The Bulletin, which includes more than a dozen Nobel laureates, has not disclosed any information regarding which way the hands of the clock will move today.
"Some people may be surprised. Others will say, 'That's what I thought,'" said Lawrence M. Krauss, co-chair of the Bulletin's Board of Sponsors and a professor at Arizona State University's School of Earth and Space Exploration and its physics department.
The scientists will announce their decision at 10 a.m. EST in New York City, but anyone with an Internet connection is invited to watch the event online at TurnBacktheClock.org.
Krauss declined to elaborate on the upcoming announcement, but in a recent Scientific American column he wrote, "The clock has served for nearly 65 years as an international symbol of the level of risk that the world faces from nuclear weapons and, more recently, from all potentially globally destructive technologies."
Founded by a group of scientists who worked in the Manhattan Project, the Bulletin of Atomic Scientist initially created the Doomsday Clock to convey the world's vulnerability to nuclear catastrophe.
But over the years, the clock has come to reflect the threats posed by climate change, nuclear terrorism and biological weapons.
Though the matrix of threats has shifted since the clock's inception, security experts say it still maintains its significance.

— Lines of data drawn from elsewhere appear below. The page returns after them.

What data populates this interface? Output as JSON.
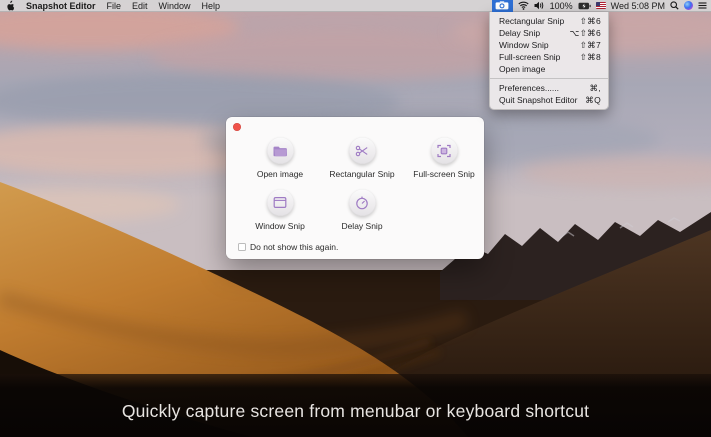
{
  "menubar": {
    "app_title": "Snapshot Editor",
    "menus": [
      {
        "label": "File"
      },
      {
        "label": "Edit"
      },
      {
        "label": "Window"
      },
      {
        "label": "Help"
      }
    ],
    "status": {
      "battery_percent": "100%",
      "clock": "Wed 5:08 PM"
    },
    "status_icons": [
      "apple-logo",
      "camera-icon",
      "wifi-icon",
      "volume-icon",
      "battery-icon",
      "us-flag-icon",
      "spotlight-search-icon",
      "siri-icon",
      "notification-center-icon"
    ]
  },
  "dropdown": {
    "primary": [
      {
        "label": "Rectangular Snip",
        "shortcut": "⇧⌘6"
      },
      {
        "label": "Delay Snip",
        "shortcut": "⌥⇧⌘6"
      },
      {
        "label": "Window Snip",
        "shortcut": "⇧⌘7"
      },
      {
        "label": "Full-screen Snip",
        "shortcut": "⇧⌘8"
      },
      {
        "label": "Open image",
        "shortcut": ""
      }
    ],
    "secondary": [
      {
        "label": "Preferences......",
        "shortcut": "⌘,"
      },
      {
        "label": "Quit Snapshot Editor",
        "shortcut": "⌘Q"
      }
    ]
  },
  "dialog": {
    "actions": [
      {
        "label": "Open image",
        "icon": "folder-icon"
      },
      {
        "label": "Rectangular Snip",
        "icon": "scissors-icon"
      },
      {
        "label": "Full-screen Snip",
        "icon": "fullscreen-icon"
      },
      {
        "label": "Window Snip",
        "icon": "window-icon"
      },
      {
        "label": "Delay Snip",
        "icon": "stopwatch-icon"
      }
    ],
    "checkbox": {
      "label": "Do not show this again.",
      "checked": false
    }
  },
  "caption": {
    "text": "Quickly capture screen from menubar or keyboard shortcut"
  },
  "colors": {
    "menubar_highlight": "#2e6fd4",
    "accent_purple": "#a07cc5",
    "close_button_red": "#f0524a",
    "caption_background": "#0a0604"
  }
}
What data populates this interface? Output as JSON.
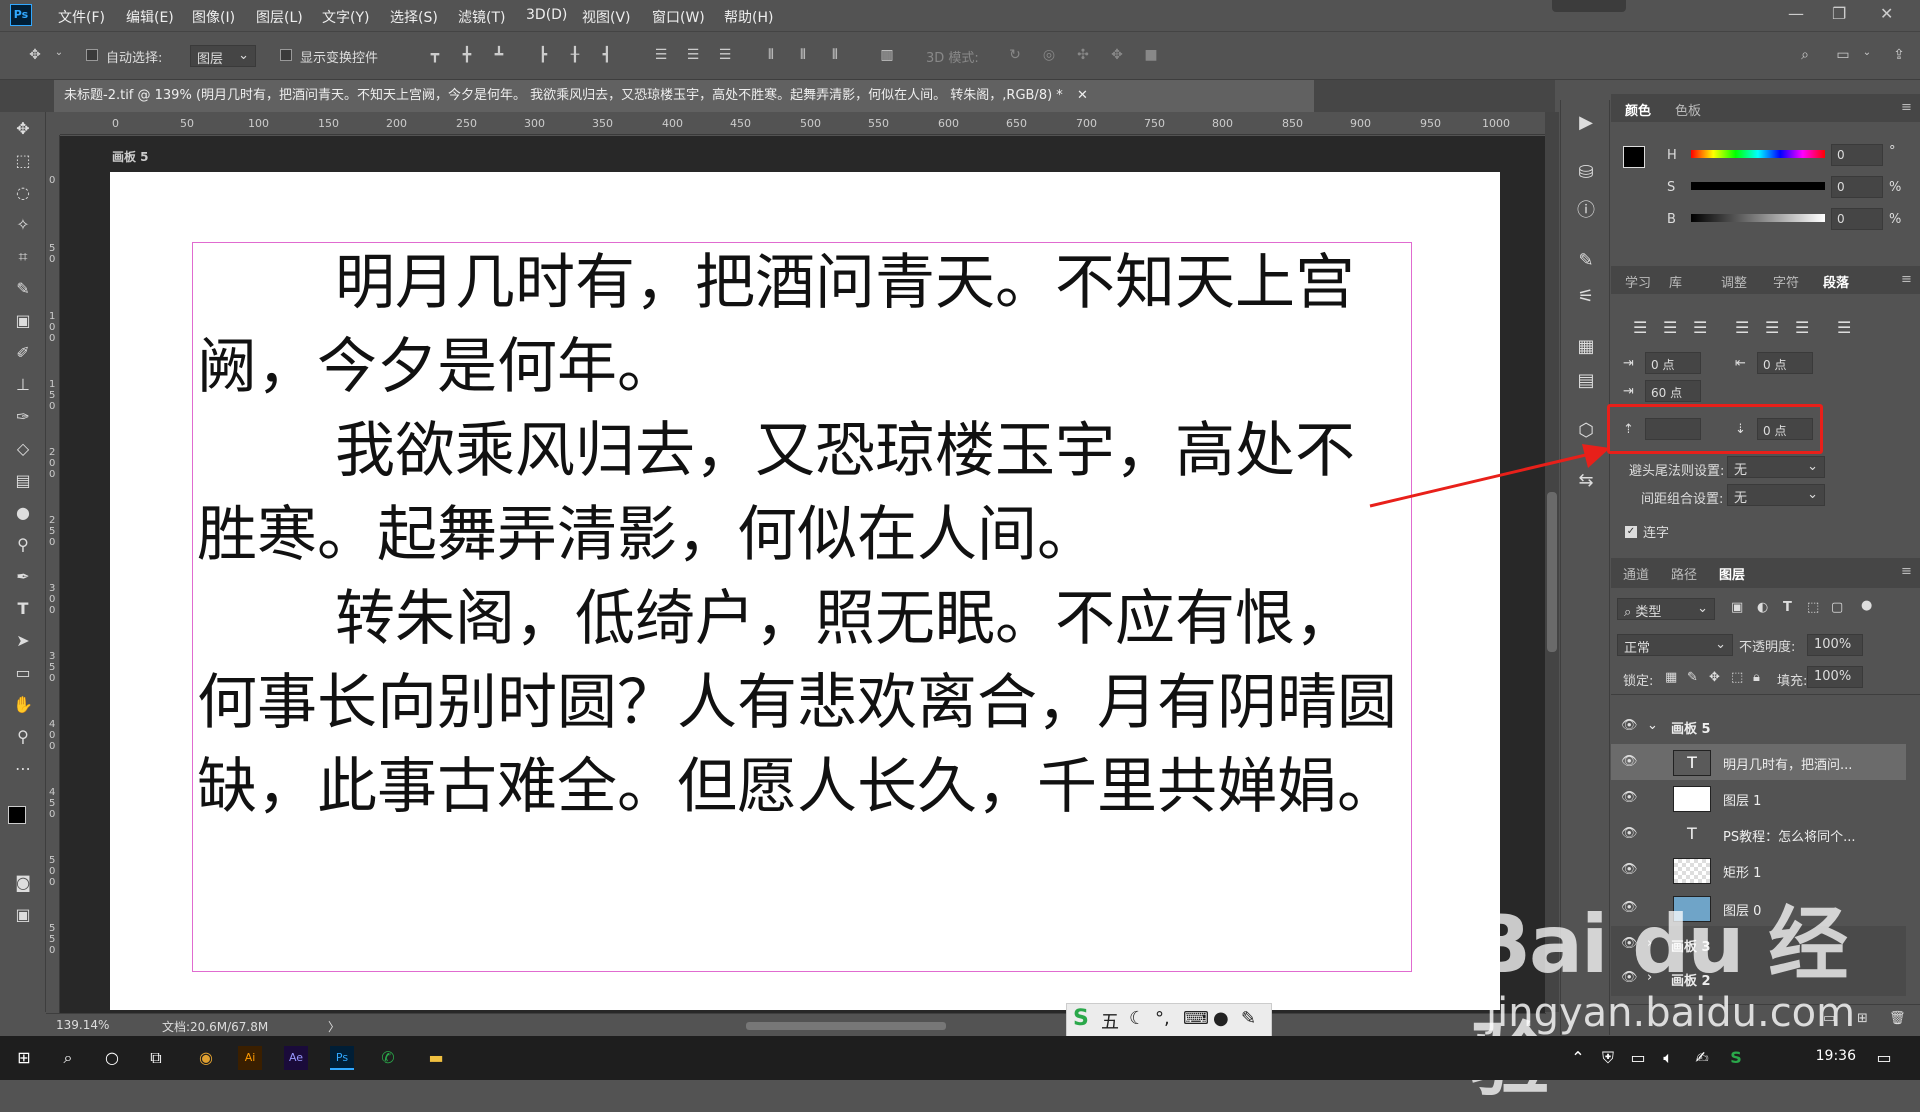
{
  "app": {
    "logo": "Ps"
  },
  "menu": [
    "文件(F)",
    "编辑(E)",
    "图像(I)",
    "图层(L)",
    "文字(Y)",
    "选择(S)",
    "滤镜(T)",
    "3D(D)",
    "视图(V)",
    "窗口(W)",
    "帮助(H)"
  ],
  "options": {
    "auto_select_label": "自动选择:",
    "auto_select_target": "图层",
    "show_transform_label": "显示变换控件",
    "mode_3d_label": "3D 模式:"
  },
  "document": {
    "tab_title": "未标题-2.tif @ 139% (明月几时有，把酒问青天。不知天上宫阙，今夕是何年。 我欲乘风归去，又恐琼楼玉宇，高处不胜寒。起舞弄清影，何似在人间。 转朱阁，,RGB/8) *",
    "artboard_name": "画板 5",
    "ruler_h": [
      "0",
      "50",
      "100",
      "150",
      "200",
      "250",
      "300",
      "350",
      "400",
      "450",
      "500",
      "550",
      "600",
      "650",
      "700",
      "750",
      "800",
      "850",
      "900",
      "950",
      "1000"
    ],
    "ruler_v": [
      "0",
      "5 0",
      "1 0 0",
      "1 5 0",
      "2 0 0",
      "2 5 0",
      "3 0 0",
      "3 5 0",
      "4 0 0",
      "4 5 0",
      "5 0 0",
      "5 5 0"
    ],
    "paragraphs": [
      "明月几时有，把酒问青天。不知天上宫阙，今夕是何年。",
      "我欲乘风归去，又恐琼楼玉宇，高处不胜寒。起舞弄清影，何似在人间。",
      "转朱阁，低绮户，照无眠。不应有恨，何事长向别时圆？人有悲欢离合，月有阴晴圆缺，此事古难全。但愿人长久，千里共婵娟。"
    ]
  },
  "status": {
    "zoom": "139.14%",
    "doc_size": "文档:20.6M/67.8M"
  },
  "color_panel": {
    "tabs": [
      "颜色",
      "色板"
    ],
    "active_tab": "颜色",
    "h_label": "H",
    "s_label": "S",
    "b_label": "B",
    "h_value": "0",
    "s_value": "0",
    "b_value": "0",
    "h_unit": "°",
    "s_unit": "%",
    "b_unit": "%"
  },
  "paragraph_panel": {
    "tabs": [
      "学习",
      "库",
      "调整",
      "字符",
      "段落"
    ],
    "active_tab": "段落",
    "indent_left": "0 点",
    "indent_right": "0 点",
    "first_line_indent": "60 点",
    "space_before": "",
    "space_after": "0 点",
    "kinsoku_label": "避头尾法则设置:",
    "kinsoku_value": "无",
    "mojikumi_label": "间距组合设置:",
    "mojikumi_value": "无",
    "hyphenate_label": "连字"
  },
  "layers_panel": {
    "tabs": [
      "通道",
      "路径",
      "图层"
    ],
    "active_tab": "图层",
    "filter_label": "类型",
    "blend_mode": "正常",
    "opacity_label": "不透明度:",
    "opacity_value": "100%",
    "lock_label": "锁定:",
    "fill_label": "填充:",
    "fill_value": "100%",
    "layers": [
      {
        "name": "画板 5",
        "kind": "group"
      },
      {
        "name": "明月几时有，把酒问...",
        "kind": "text"
      },
      {
        "name": "图层 1",
        "kind": "fill"
      },
      {
        "name": "PS教程：怎么将同个...",
        "kind": "text"
      },
      {
        "name": "矩形 1",
        "kind": "shape"
      },
      {
        "name": "图层 0",
        "kind": "image"
      },
      {
        "name": "画板 3",
        "kind": "group"
      },
      {
        "name": "画板 2",
        "kind": "group"
      }
    ]
  },
  "ime": {
    "mode": "五"
  },
  "taskbar": {
    "time": "19:36"
  },
  "watermark": {
    "brand": "Bai du 经验",
    "url": "jingyan.baidu.com"
  },
  "colors": {
    "accent_red": "#e8201a",
    "text_box_border": "#e06bd0",
    "ps_blue": "#31a8ff"
  }
}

"I think that the context has dramatically changed since the end of the Cold War. Everyone lived in a certain level of apprehension. ... The nuclear confrontation was salient and palpable," said Bruce Blair, president of the Washington, D.C.-based think tank World Security Institute. "The clock was a shorthand summary of where we stood."
The prospect of nuclear war with Russia is no longer front and center, he said, but other threats have emerged and deserve attention.
Nuclear stalemates with North Korea and Iran and the recent failure to secure an international accord at the climate conference in Copenhagen are three of the greatest threats facing the world right now, he said.
Though he suggested that Obama's leadership and commitment to a nuclear-free world could move the clock one more minute away from midnight, he said, "[These are] three worsening threats that probably will warrant the Bulletin to move the clock forward at least a minute, maybe two."
Spencer Weart, a science historian and former director of the Center for History of Physics at the American Institute of Physics in College Park, Md., said that at this point the clock, in some ways, serves as a reminder of how times have changed.